Ce jour de prière pour les défunts est propice à une réflexion sur la dernière proposition de l’Open-VLD. Ce parti, actuellement un des plus sécularisés de Belgique, profite de la période d’attente d’un gouvernement fédéral de plein exercice, pour lancer une proposition d’élargissement de la loi sur l’euthanasie: « Et si on l’ouvrait à des personnes qui sont fatiguées de vivre?… » Le débat vient des Pays-Bas et il agite la Flandre. « Malaise, malaise… » réagissait un éditorialiste, « car à quel âge mettre le curseur? » Sous-entendu: OK pour une personne de 95 ans, mais quid du jeune tout juste majeur, qui en a marre de vivre? La presse du Nord comme du Sud du pays est donc (pour le moment) majoritairement contre l’idée.
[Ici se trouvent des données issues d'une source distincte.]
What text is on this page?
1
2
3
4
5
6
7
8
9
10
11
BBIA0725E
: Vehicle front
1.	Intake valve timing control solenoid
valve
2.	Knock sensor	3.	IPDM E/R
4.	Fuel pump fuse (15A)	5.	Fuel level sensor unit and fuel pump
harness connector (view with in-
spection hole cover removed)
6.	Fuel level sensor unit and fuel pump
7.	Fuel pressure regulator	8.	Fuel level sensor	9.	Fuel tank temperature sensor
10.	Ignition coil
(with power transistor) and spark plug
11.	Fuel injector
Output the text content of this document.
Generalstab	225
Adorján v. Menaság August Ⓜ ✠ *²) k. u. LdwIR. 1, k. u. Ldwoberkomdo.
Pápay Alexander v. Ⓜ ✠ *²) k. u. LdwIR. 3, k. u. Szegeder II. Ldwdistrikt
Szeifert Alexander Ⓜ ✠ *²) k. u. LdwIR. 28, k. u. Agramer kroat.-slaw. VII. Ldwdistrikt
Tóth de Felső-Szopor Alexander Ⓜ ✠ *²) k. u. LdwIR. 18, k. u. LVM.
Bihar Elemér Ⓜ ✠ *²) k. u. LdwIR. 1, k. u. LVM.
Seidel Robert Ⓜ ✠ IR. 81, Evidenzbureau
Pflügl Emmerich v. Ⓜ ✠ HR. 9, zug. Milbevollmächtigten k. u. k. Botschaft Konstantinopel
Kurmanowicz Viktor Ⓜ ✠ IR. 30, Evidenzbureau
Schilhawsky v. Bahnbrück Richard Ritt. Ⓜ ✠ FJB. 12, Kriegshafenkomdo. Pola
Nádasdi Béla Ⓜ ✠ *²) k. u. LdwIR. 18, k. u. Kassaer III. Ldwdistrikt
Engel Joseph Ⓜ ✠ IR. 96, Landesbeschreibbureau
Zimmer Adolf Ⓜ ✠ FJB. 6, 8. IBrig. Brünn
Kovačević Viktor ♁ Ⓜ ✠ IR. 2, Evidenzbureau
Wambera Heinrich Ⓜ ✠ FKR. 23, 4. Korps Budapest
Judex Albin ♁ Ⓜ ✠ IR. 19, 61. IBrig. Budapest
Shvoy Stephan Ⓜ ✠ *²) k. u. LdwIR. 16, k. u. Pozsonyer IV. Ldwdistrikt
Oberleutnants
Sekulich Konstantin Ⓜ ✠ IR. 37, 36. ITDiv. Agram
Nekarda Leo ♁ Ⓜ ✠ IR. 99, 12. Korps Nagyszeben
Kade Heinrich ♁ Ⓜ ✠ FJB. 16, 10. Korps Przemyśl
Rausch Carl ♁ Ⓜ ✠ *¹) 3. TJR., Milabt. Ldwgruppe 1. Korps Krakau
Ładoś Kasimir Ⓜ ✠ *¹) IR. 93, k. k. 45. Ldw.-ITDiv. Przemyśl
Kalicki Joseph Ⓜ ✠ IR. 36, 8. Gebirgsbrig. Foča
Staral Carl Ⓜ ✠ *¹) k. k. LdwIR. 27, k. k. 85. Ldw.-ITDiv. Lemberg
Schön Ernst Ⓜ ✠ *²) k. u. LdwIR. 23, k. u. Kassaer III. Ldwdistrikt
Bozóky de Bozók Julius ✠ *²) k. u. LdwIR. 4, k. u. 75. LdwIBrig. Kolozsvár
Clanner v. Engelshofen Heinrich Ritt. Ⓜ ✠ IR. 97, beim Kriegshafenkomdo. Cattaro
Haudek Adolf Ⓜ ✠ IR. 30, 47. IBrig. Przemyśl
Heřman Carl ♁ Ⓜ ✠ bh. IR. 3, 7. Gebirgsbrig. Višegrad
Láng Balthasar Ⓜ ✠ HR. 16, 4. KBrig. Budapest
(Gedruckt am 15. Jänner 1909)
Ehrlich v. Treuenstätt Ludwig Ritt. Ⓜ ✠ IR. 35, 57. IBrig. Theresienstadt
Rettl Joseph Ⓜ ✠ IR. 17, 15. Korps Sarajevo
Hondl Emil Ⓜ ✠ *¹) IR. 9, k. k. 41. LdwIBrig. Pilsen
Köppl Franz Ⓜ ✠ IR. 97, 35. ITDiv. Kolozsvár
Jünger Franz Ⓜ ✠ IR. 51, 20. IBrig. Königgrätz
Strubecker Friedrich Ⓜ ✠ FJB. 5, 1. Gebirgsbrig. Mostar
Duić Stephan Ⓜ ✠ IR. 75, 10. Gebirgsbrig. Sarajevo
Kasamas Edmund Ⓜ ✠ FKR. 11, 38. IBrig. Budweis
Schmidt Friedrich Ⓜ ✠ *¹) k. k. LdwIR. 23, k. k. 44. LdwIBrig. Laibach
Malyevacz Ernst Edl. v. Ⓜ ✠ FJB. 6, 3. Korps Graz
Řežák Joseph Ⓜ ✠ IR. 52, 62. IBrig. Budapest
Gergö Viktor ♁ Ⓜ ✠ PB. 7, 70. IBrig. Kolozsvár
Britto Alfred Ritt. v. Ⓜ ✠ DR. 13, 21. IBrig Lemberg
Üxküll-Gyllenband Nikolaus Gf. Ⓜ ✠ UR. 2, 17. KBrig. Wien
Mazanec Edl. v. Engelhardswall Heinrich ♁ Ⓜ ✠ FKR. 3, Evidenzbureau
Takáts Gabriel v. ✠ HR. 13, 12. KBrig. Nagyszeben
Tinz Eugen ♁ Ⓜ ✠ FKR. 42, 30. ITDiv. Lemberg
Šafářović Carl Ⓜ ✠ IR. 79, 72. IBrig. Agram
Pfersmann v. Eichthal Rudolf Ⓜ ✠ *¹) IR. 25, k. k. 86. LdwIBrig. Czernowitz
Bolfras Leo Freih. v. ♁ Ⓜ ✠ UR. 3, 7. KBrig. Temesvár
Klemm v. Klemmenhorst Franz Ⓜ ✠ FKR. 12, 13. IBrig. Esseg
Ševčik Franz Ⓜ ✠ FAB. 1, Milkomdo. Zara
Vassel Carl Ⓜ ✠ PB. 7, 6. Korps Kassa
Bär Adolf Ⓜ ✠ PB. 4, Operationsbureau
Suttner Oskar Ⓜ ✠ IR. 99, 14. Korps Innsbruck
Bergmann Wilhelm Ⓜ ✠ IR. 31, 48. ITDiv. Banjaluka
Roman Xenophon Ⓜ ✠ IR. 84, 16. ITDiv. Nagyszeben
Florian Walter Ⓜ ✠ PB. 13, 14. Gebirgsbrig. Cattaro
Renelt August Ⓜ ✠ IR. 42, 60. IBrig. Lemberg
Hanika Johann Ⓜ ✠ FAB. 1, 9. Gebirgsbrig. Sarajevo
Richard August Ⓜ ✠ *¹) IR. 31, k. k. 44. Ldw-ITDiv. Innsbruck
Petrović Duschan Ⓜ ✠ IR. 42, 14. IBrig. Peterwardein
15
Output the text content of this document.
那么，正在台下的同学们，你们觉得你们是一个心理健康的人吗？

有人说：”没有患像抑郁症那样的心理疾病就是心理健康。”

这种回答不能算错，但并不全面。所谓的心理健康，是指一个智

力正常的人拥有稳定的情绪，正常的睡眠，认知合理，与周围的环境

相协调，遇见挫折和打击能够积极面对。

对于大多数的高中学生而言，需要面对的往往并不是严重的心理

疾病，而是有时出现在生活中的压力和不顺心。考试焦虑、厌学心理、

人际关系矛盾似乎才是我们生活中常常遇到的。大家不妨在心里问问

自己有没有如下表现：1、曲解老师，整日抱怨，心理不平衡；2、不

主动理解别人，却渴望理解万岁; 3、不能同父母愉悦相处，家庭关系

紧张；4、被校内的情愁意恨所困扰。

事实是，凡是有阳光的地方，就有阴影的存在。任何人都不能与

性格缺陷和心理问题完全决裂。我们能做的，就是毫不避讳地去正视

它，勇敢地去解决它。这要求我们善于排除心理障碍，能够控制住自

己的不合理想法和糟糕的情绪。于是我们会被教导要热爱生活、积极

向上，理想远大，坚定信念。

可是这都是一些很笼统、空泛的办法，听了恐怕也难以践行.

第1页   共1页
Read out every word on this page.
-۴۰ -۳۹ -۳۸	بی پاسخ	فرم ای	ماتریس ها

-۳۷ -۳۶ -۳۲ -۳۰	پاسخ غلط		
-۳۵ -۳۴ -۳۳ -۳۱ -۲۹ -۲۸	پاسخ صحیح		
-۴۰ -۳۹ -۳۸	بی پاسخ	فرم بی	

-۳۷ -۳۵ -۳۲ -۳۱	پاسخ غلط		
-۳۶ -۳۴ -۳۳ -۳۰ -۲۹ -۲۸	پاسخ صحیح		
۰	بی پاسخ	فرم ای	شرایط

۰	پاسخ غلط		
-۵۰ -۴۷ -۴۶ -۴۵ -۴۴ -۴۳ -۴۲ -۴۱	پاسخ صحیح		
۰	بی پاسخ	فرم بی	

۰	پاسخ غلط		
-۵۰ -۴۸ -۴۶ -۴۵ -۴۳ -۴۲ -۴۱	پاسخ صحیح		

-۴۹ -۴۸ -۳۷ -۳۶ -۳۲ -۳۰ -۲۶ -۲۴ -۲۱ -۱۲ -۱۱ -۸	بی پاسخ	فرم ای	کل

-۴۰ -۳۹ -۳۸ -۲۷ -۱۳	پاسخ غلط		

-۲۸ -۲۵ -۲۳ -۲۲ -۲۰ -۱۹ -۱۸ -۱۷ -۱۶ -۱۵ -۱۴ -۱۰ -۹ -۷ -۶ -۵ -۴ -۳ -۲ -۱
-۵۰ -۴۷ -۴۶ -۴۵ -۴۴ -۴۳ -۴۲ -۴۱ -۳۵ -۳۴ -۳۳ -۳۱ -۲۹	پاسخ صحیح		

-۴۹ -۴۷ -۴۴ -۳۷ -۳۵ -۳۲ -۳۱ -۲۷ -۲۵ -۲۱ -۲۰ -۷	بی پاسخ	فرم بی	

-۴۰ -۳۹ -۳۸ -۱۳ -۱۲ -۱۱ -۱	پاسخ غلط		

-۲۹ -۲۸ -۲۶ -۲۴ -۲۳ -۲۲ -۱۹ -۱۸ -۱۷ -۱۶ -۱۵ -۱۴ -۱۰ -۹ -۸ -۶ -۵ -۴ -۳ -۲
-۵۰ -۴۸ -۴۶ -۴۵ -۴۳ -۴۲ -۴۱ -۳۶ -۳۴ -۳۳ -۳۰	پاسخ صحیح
Elle parle d’un glissement vers un « suicide médicalement assisté ». Les rédactions du royaume sont tout de même un peu mal à l’aise. Il est en effet curieux, dans ce pays qui se veut à la pointe du « progrès bioéthique », que l’intelligentsia se retrouve – une fois n’est pas coutume – dans le camp des (osons le vilain mot) « conservateurs ».
La question de l’Open-VLD donne à penser. Non parce que je la soutiens, mais en ce qu’elle est le prolongement naturel de la réflexion enclenchée par la législation belge actuelle sur l’euthanasie. En effet, à partir du moment où l’on postule que la vie n’est pas un « inconditionnel inviolable », mais que la personne malade ou en souffrance peut demander et obtenir légalement le droit de mourir, le critère pivot de la légitimité d’un acte, devient le choix individuel. Combien de fois, au cours d’un débat sur l’euthanasie, ne m’a-t-on pas lancé à la figure, avec une assurance toute péremptoire : « Qui êtes-vous pour restreindre le choix d’une personne? Personne ne vous oblige à demander l’euthanasie pour vous-même, mais laissez au moins ce droit à ceux qui le souhaitent! » OK. OK. Mais si tel est le cas, pourquoi le restreindre? Pourquoi le choix ne serait-il ouvert qu’à ceux qui auraient reçu de deux médecins un certificat de santé suffisamment mauvaise, pour justifier leur droit légal d’en finir? Pourquoi en exclure les autres qui en ont simplement assez de vivre? La proposition de l’Open-VLD ne fait que prolonger un peu plus la logique du libre choix. A l’époque du débat sur la dépénalisation de l’euthanasie, j’argumentais que cette législation légitimait une forme de « suicide médicalement assisté ». Je me faisais contrer de toute part. La proposition de l’Open-VLD me conforte dans ma conviction.
Il y a une alternative fondamentale à trancher entre deux visions philosophiques sur l’homme. Soit, l’humain est considéré comme un individu qui se réalise par ses choix souverains. Dans ce cas, en effet, l’euthanasie se justifie: chacun choisit librement quand et comment quitter cette vie. Mais alors, soyons logiques jusqu’au bout: au nom de qui ou quoi restreindre ce choix? Qui suis-je pour refuser à mon prochain qui le « désire souverainement » un permis de mourir? La proposition de l’Open VLD l’a bien compris. L’autre vision est que l’humain n’est pas un individu, mais une personne, soit un être fondamentalement relationnel. Une personne, dont l’humanité et la liberté ne se réalisent qu’en relation avec le monde, les autres et (pour le croyant)… avec l’Autre. Au nom de l’inter-responsabilité qui nous relie les uns aux autres, la société pose alors des balises sociales, dont celle de l’inviolabilité de toute vie humaine. Ceci n’enlève rien à la légitimité de conclure sa vie dignement et du droit de mourir sans trop de souffrance (via les soins palliatifs et toute forme de sédation, etc), mais fait de l’interdit de tuer un fil rouge à ne pas transgresser. L’interdit de tuer ne supprime pas une légitime latitude des médecins dans l’accompagnement de la fin de vie. Les partisans de la loi belge de dépénalisation, ont argumenté qu’il était plus juste – et moins hypocrite – de laisser au patient, lui-même, le choix de sa fin de vie. Ce faisant, ils ont engagé le pays sur un chemin, que la récente proposition de l’Open-VLD ne fait que pousser un peu plus loin. Je fais partie de ces « pénibles conservateurs » qui pensent qu’il ne s’agit pas d’un progrès.